One of the defining elements of the interwar fascist ascendancy is the complicity of conservative elites — their belief that they could manipulate fascist movements for their own ends, empowering these movements while remaining in the driver’s seat. This is precisely how the mainstream Republican Party has approached Trump, even after a violent attempt to seize power exposed just how far he’s willing to go to hold power.
In the midst of last night’s hearing, the official Twitter account of the Republicans on the House Judiciary committee repeatedly mocked and downplayed the significance of the committee hearing — even going so far as to label it “old news:”
It wasn’t.

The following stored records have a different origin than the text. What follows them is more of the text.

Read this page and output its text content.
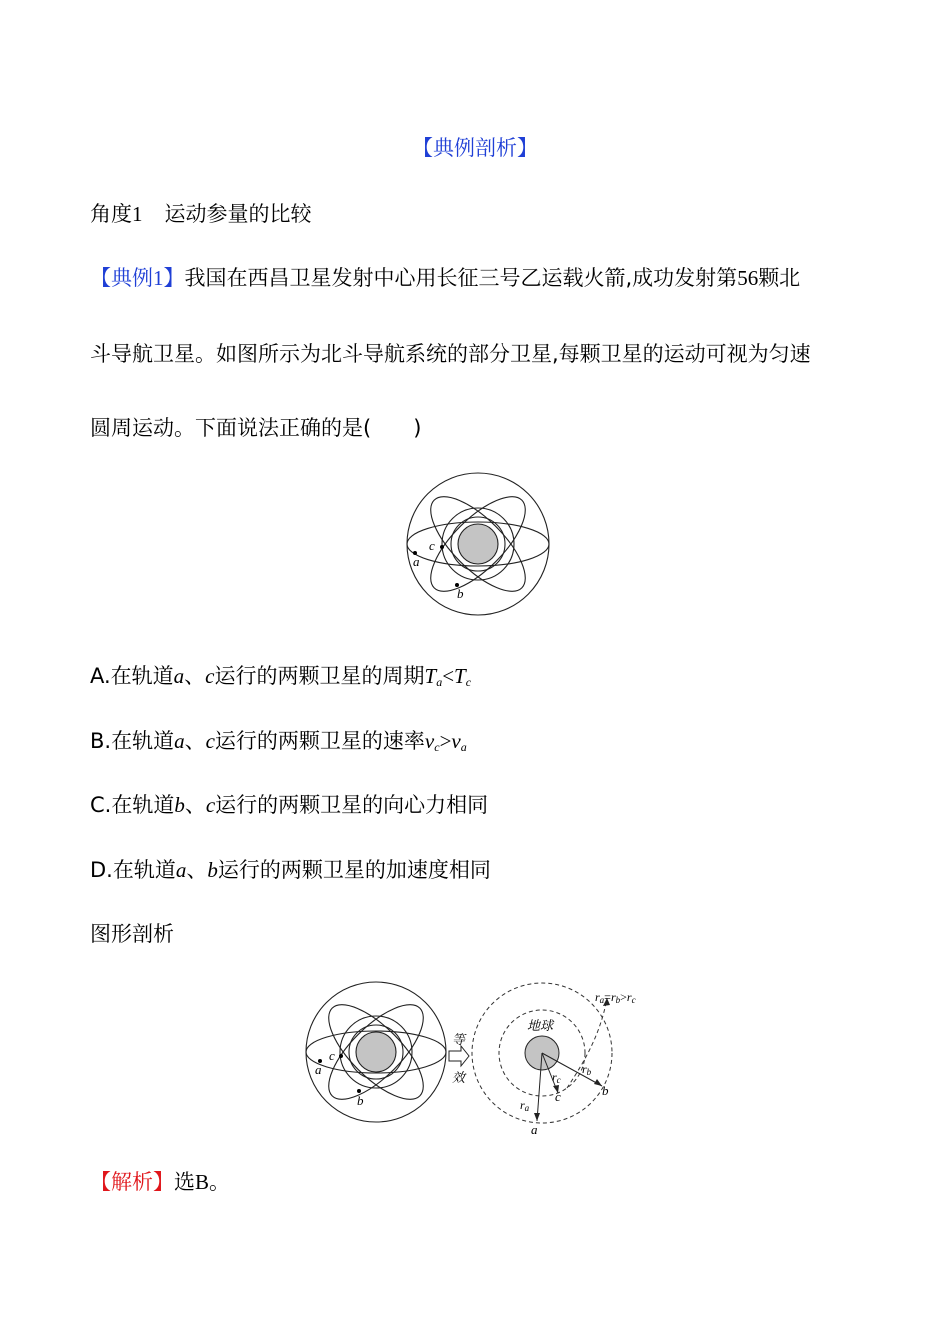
【典例剖析】
角度1 运动参量的比较
【典例1】我国在西昌卫星发射中心用长征三号乙运载火箭,成功发射第56颗北
斗导航卫星。如图所示为北斗导航系统的部分卫星,每颗卫星的运动可视为匀速
圆周运动。下面说法正确的是(　　)
a
c
b
A.在轨道a、c运行的两颗卫星的周期$T_a<T_c$
B.在轨道a、c运行的两颗卫星的速率$v_c>v_a$
C.在轨道b、c运行的两颗卫星的向心力相同
D.在轨道a、b运行的两颗卫星的加速度相同
图形剖析
a
c
b
等
效
地球
a
c	b
ra
rc
rb
ra=rb>rc
【解析】选B。
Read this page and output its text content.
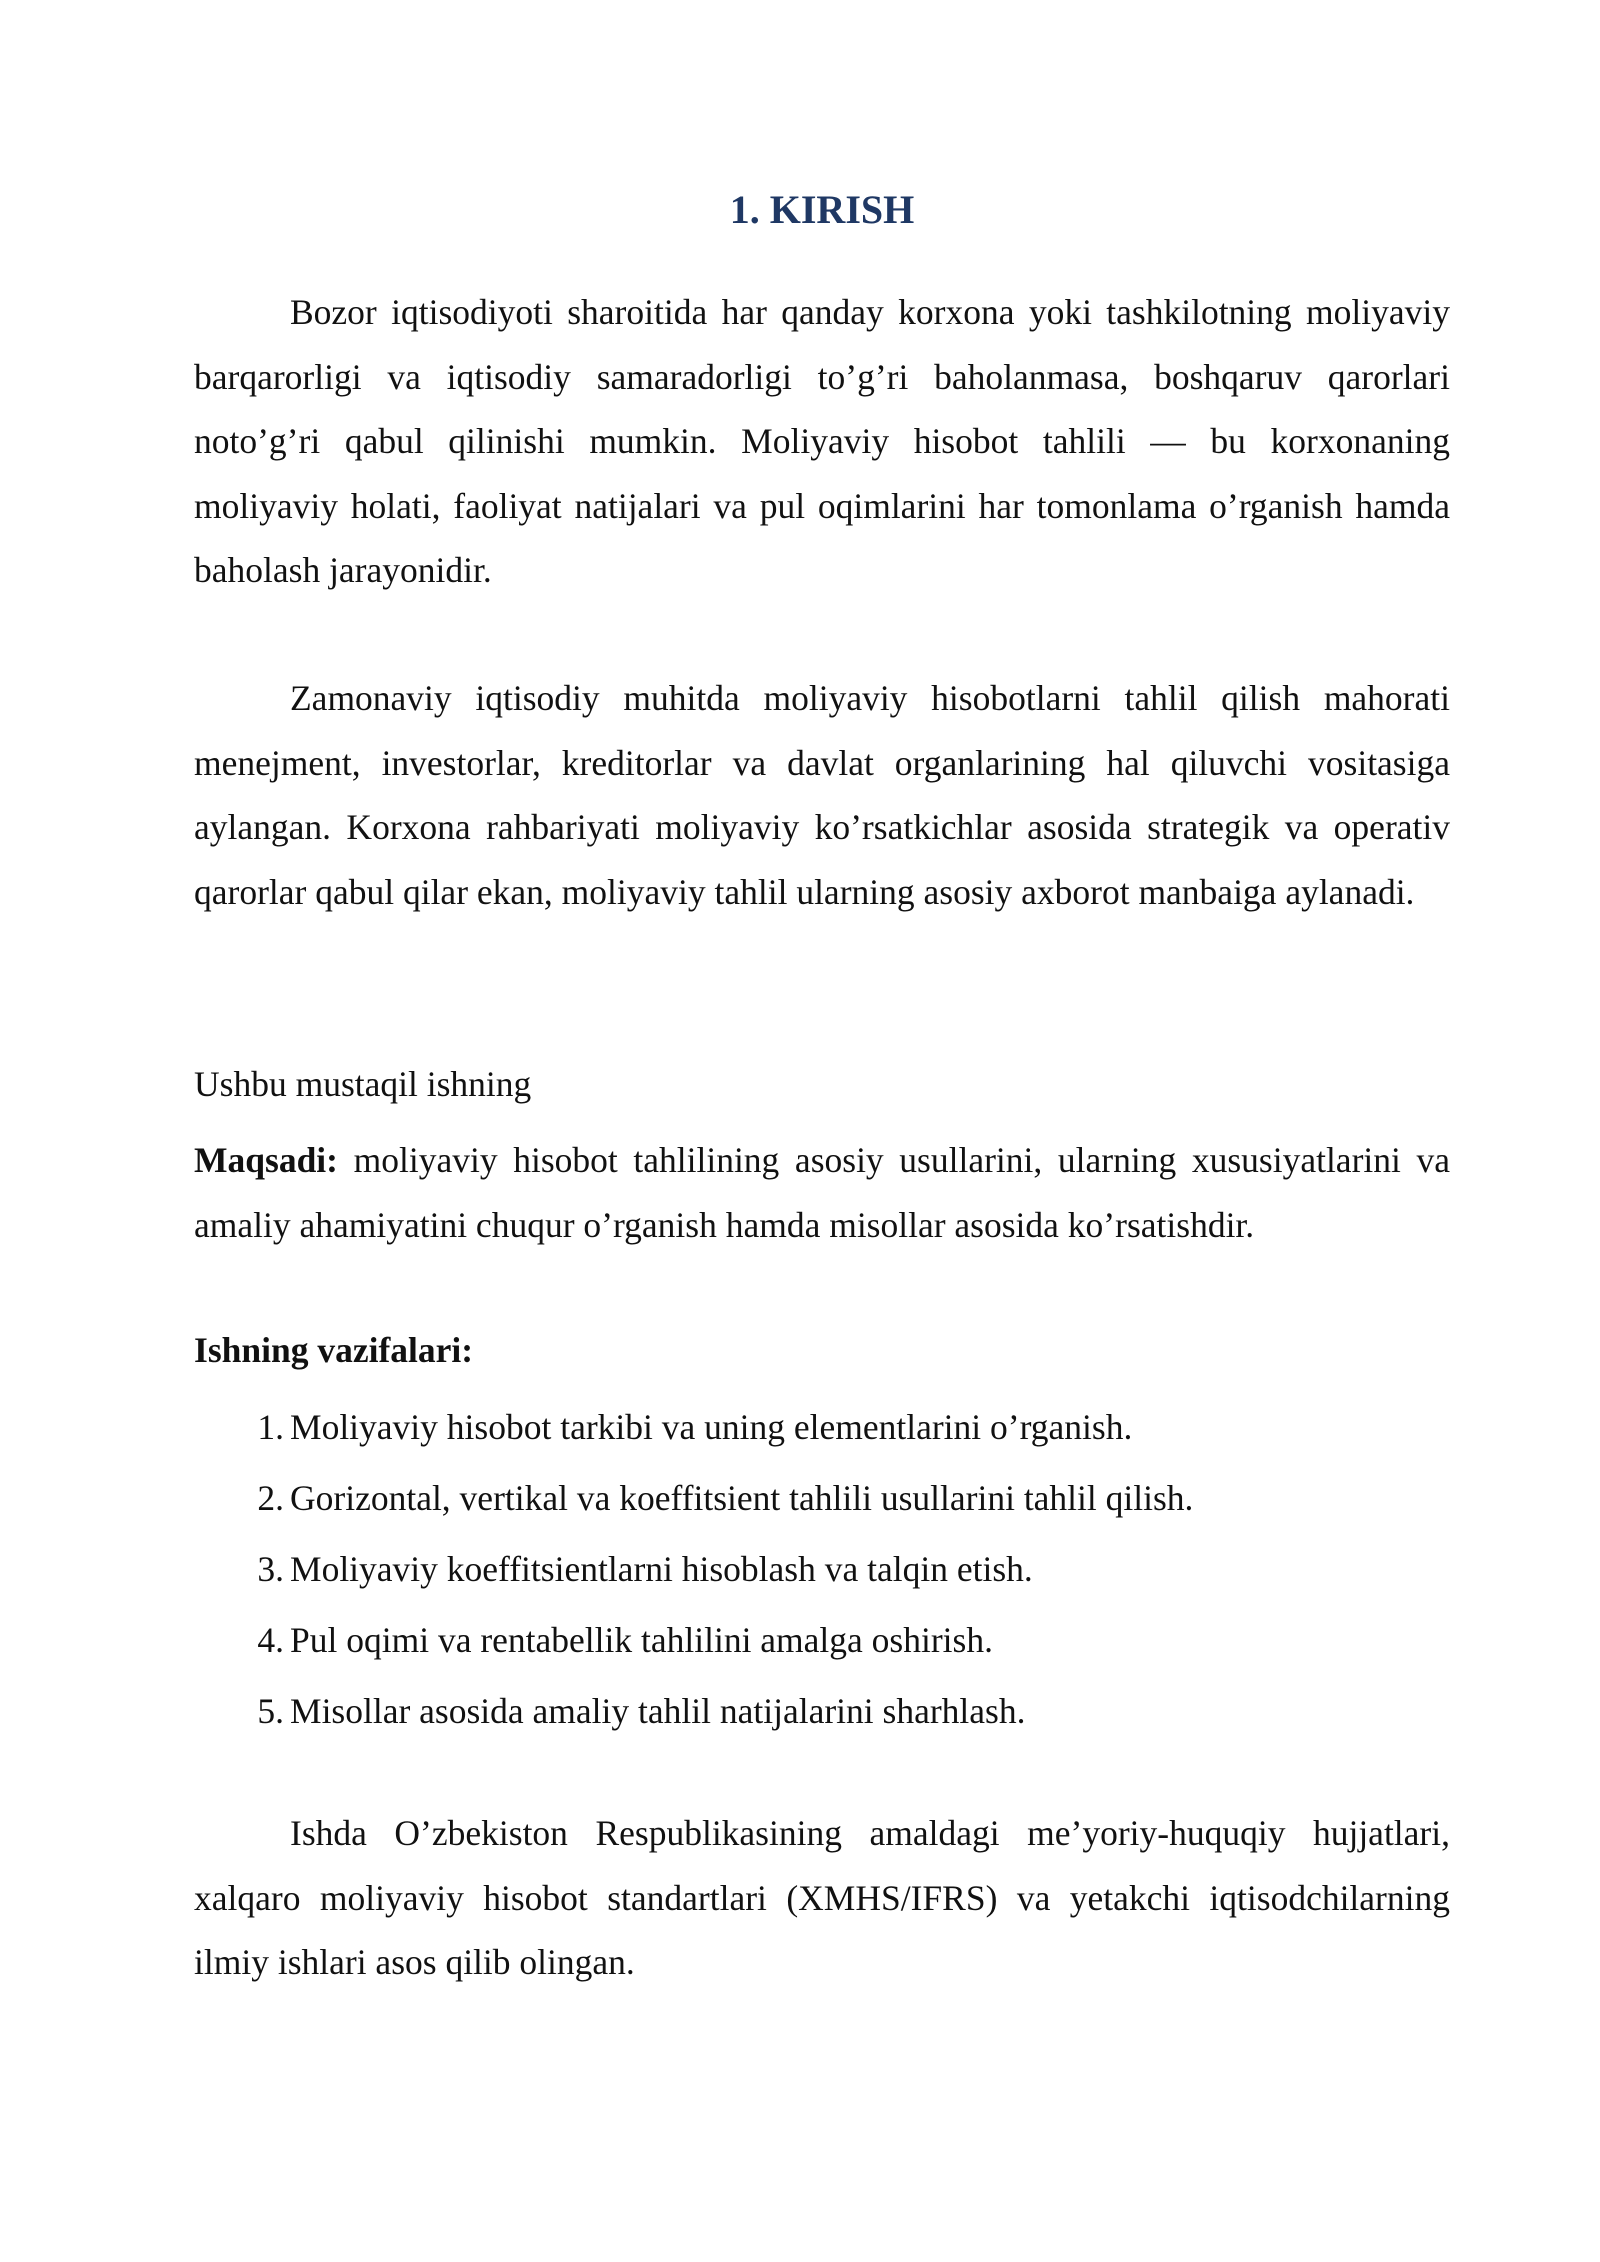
1. KIRISH

Bozor iqtisodiyoti sharoitida har qanday korxona yoki tashkilotning moliyaviy barqarorligi va iqtisodiy samaradorligi to’g’ri baholanmasa, boshqaruv qarorlari noto’g’ri qabul qilinishi mumkin. Moliyaviy hisobot tahlili — bu korxonaning moliyaviy holati, faoliyat natijalari va pul oqimlarini har tomonlama o’rganish hamda baholash jarayonidir.

Zamonaviy iqtisodiy muhitda moliyaviy hisobotlarni tahlil qilish mahorati menejment, investorlar, kreditorlar va davlat organlarining hal qiluvchi vositasiga aylangan. Korxona rahbariyati moliyaviy ko’rsatkichlar asosida strategik va operativ qarorlar qabul qilar ekan, moliyaviy tahlil ularning asosiy axborot manbaiga aylanadi.

Ushbu mustaqil ishning

Maqsadi: moliyaviy hisobot tahlilining asosiy usullarini, ularning xususiyatlarini va amaliy ahamiyatini chuqur o’rganish hamda misollar asosida ko’rsatishdir.

Ishning vazifalari:

1. Moliyaviy hisobot tarkibi va uning elementlarini o’rganish.
2. Gorizontal, vertikal va koeffitsient tahlili usullarini tahlil qilish.
3. Moliyaviy koeffitsientlarni hisoblash va talqin etish.
4. Pul oqimi va rentabellik tahlilini amalga oshirish.
5. Misollar asosida amaliy tahlil natijalarini sharhlash.

Ishda O’zbekiston Respublikasining amaldagi me’yoriy-huquqiy hujjatlari, xalqaro moliyaviy hisobot standartlari (XMHS/IFRS) va yetakchi iqtisodchilarning ilmiy ishlari asos qilib olingan.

Though some of the revelations had been telegraphed in broad strokes by leaks, including the comments about hanging Pence, the specifics had yet to be made public — and there were many revelations that were simply brand-new.
But the issue here isn’t factual inaccuracy on the House GOP’s part. It’s that the official organs of the Republican Party saw their job as covering for Trump, even as evidence emerged that he literally suggested that a Republican vice president should be lynched. The lessons of the interwar period, and indeed the long history of mainstream conservative parties’ dalliances with radicals, seem entirely lost on the Republican leadership.
And this, in the end, is why using fascism as a framework for understanding January 6 is worthwhile. This explicit alliance of political violence to an effort to seize power through force is shocking — so shocking that it deserves comparisons to what’s universally seen as the darkest moment in the history of Western democracy.
That these parallels may not be perfect in every way does not make it unreasonable to draw them, or to seek lessons for how to think through the future.